Next Monday June 27 marks the 49th anniversary of the dissolution of the legislative chambers and the civic-military coup d’état, which was resisted by the two-week general strike by the CNT, with the occupation of workplaces, accompanied by the Federation of Students of Uruguay, social organizations and some political organizations.
“The trade union movement responded to that violation of the Constitution of the Republic, in many cases leaving their lives, with struggle and a general strike that for 15 days maintained the demand for democracy and freedom. Then would come the resistance, more torture, more disappearances and finally the deafening cry of freedom and democracy that took over the streets and became the act of Workers’ Day, on May 1, 1983,” the trade union center recalled through a statement.
This Monday, June 27, the workers’ union calls for a concentration and act, starting at 6:00 p.m., on the esplanade of the University of the Republic.
Likewise, at the headquarters of the PIT-CNT, at 1283 Jackson Street, the delivery to the trade union center of historical materials of the working class will take place, 49 years after the coup d’état and the beginning of the heroic General Strike.
historical review
The workers’ union recalls that on August 14, 1968, prior to the coup d’état, the student Líber Arce died, wounded at the gates of the Veterinary Faculty. “His name became a slogan and his death moved the country and marked an entire generation of young people to this day, mostly students, but also workers and intellectuals. Then would come the long list of deaths.”
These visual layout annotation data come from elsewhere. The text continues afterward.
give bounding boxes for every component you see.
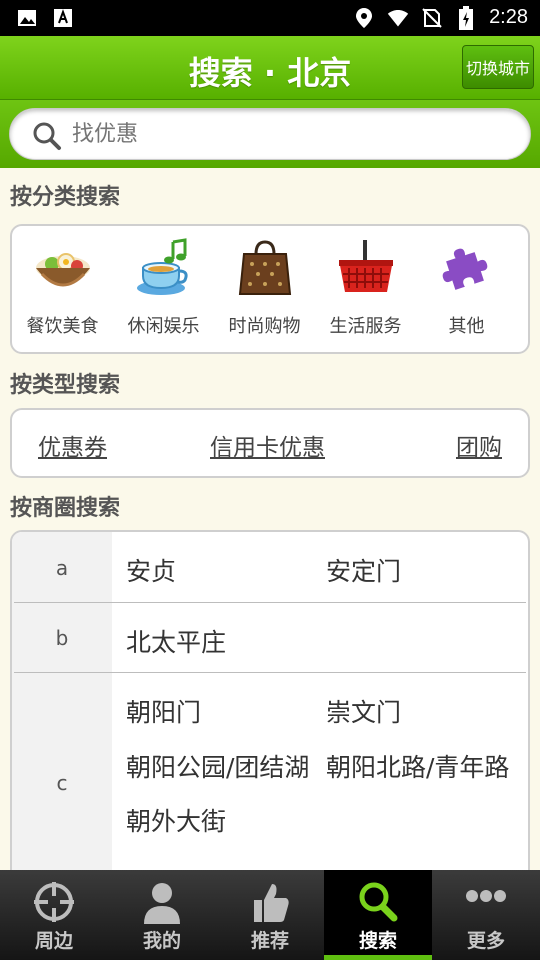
type-links: 优惠券 信用卡优惠 团购	[10, 408, 530, 478]
search-input[interactable]	[72, 117, 512, 151]
search-icon	[324, 880, 432, 924]
no-sim-icon	[421, 7, 443, 29]
puzzle-icon	[416, 238, 517, 300]
district-group-b: b 北太平庄	[12, 603, 528, 673]
search-bar	[0, 100, 540, 168]
district-letter: a	[12, 532, 112, 603]
category-food[interactable]: 餐饮美食	[12, 226, 113, 352]
nav-mine[interactable]: 我的	[108, 870, 216, 960]
search-icon	[32, 121, 62, 155]
category-label: 餐饮美食	[26, 316, 99, 337]
nav-more[interactable]: 更多	[432, 870, 540, 960]
shopping-bag-icon	[214, 238, 315, 300]
search-field[interactable]	[9, 108, 531, 160]
district-item[interactable]: 安定门	[326, 552, 401, 588]
category-section-title: 按分类搜索	[10, 185, 121, 210]
district-group-a: a 安贞 安定门	[12, 532, 528, 603]
image-icon	[16, 7, 38, 29]
group-buy-link[interactable]: 团购	[456, 428, 502, 462]
district-list: a 安贞 安定门 b 北太平庄 c 朝阳门 崇文门 朝阳公园/团结湖 朝阳北路/…	[10, 530, 530, 890]
nav-label: 我的	[142, 930, 181, 952]
category-other[interactable]: 其他	[416, 226, 517, 352]
category-label: 生活服务	[329, 316, 402, 337]
title-bar: 搜索 · 北京 切换城市	[0, 36, 540, 100]
battery-charging-icon	[455, 5, 477, 30]
font-download-icon	[52, 7, 74, 29]
district-item[interactable]: 朝外大街	[126, 802, 226, 838]
person-icon	[108, 880, 216, 924]
nav-recommend[interactable]: 推荐	[216, 870, 324, 960]
basket-icon	[315, 238, 416, 300]
district-item[interactable]: 安贞	[126, 552, 176, 588]
category-shopping[interactable]: 时尚购物	[214, 226, 315, 352]
nav-label: 周边	[34, 930, 73, 952]
page-title: 搜索 · 北京	[188, 54, 352, 92]
district-letter: b	[12, 603, 112, 673]
district-group-c: c 朝阳门 崇文门 朝阳公园/团结湖 朝阳北路/青年路 朝外大街	[12, 673, 528, 888]
category-label: 其他	[448, 316, 485, 337]
category-label: 时尚购物	[228, 316, 301, 337]
wifi-icon	[387, 7, 409, 29]
coupon-link[interactable]: 优惠券	[38, 428, 107, 462]
type-section-title: 按类型搜索	[10, 373, 121, 398]
category-services[interactable]: 生活服务	[315, 226, 416, 352]
district-item[interactable]: 朝阳门	[126, 693, 201, 729]
nav-label: 搜索	[358, 930, 397, 952]
nav-label: 推荐	[250, 930, 289, 952]
status-time: 2:28	[489, 6, 528, 28]
credit-card-offer-link[interactable]: 信用卡优惠	[210, 428, 325, 462]
district-item[interactable]: 朝阳北路/青年路	[326, 748, 509, 784]
district-item[interactable]: 朝阳公园/团结湖	[126, 748, 309, 784]
thumbs-up-icon	[216, 880, 324, 924]
district-item[interactable]: 北太平庄	[126, 623, 226, 659]
district-item[interactable]: 崇文门	[326, 693, 401, 729]
district-letter: c	[12, 673, 112, 888]
district-section-title: 按商圈搜索	[10, 496, 121, 521]
category-leisure[interactable]: 休闲娱乐	[113, 226, 214, 352]
location-icon	[353, 7, 375, 29]
switch-city-button[interactable]: 切换城市	[462, 45, 534, 89]
category-label: 休闲娱乐	[127, 316, 200, 337]
more-dots-icon	[432, 880, 540, 924]
food-bowl-icon	[12, 238, 113, 300]
nav-search[interactable]: 搜索	[324, 870, 432, 960]
nav-label: 更多	[466, 930, 505, 952]
teacup-music-icon	[113, 238, 214, 300]
bottom-nav: 周边 我的 推荐 搜索 更多	[0, 870, 540, 960]
crosshair-icon	[0, 880, 108, 924]
status-bar: 2:28	[0, 0, 540, 36]
category-grid: 餐饮美食 休闲娱乐 时尚购物 生活服务 其他	[10, 224, 530, 354]
nav-nearby[interactable]: 周边	[0, 870, 108, 960]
Likewise, the PIT-CNT cites the book “Brief History of the Dictatorship” by historians Gerardo Caetano and José Rila who indicate that “one day before the coup d’état, a group of foreign businessmen and investors from Business International had held a ‘meeting ‘with representatives of the Armed Forces (General Gregorio Álvarez, Captain Hugo Márquez and Colonel Abdón Raimundez), proposing to them the need to ‘end the strikes, depoliticize the workers and privatize the public sector’”. Meanwhile, on the same morning of the 27th and automatically complying with the previously defined resolution, thousands of workers occupied their workplaces, thus initiating the anti-dictatorial general strike, the true axis of the first anti-coup resistance.
Subsequently, on July 9 there was a massive demonstration on 18 de Julio Avenue, which was violently repressed by Army troops.
Among the hundreds of arrests during the concentration or at the end of it, that of General (r) Líber Seregni stood out, who would be subjected to Military Justice, and later demoted from his military rank, remaining in prison (with a brief interval of provisional release) until the beginning of 1984.
While on July 11, at a meeting of 43 workers’ organizations, with 40 votes in favor, two against and one abstention, “the CNT decided to lift the general strike, undoubtedly closing an entire first stage of the anti-dictatorial struggle ”.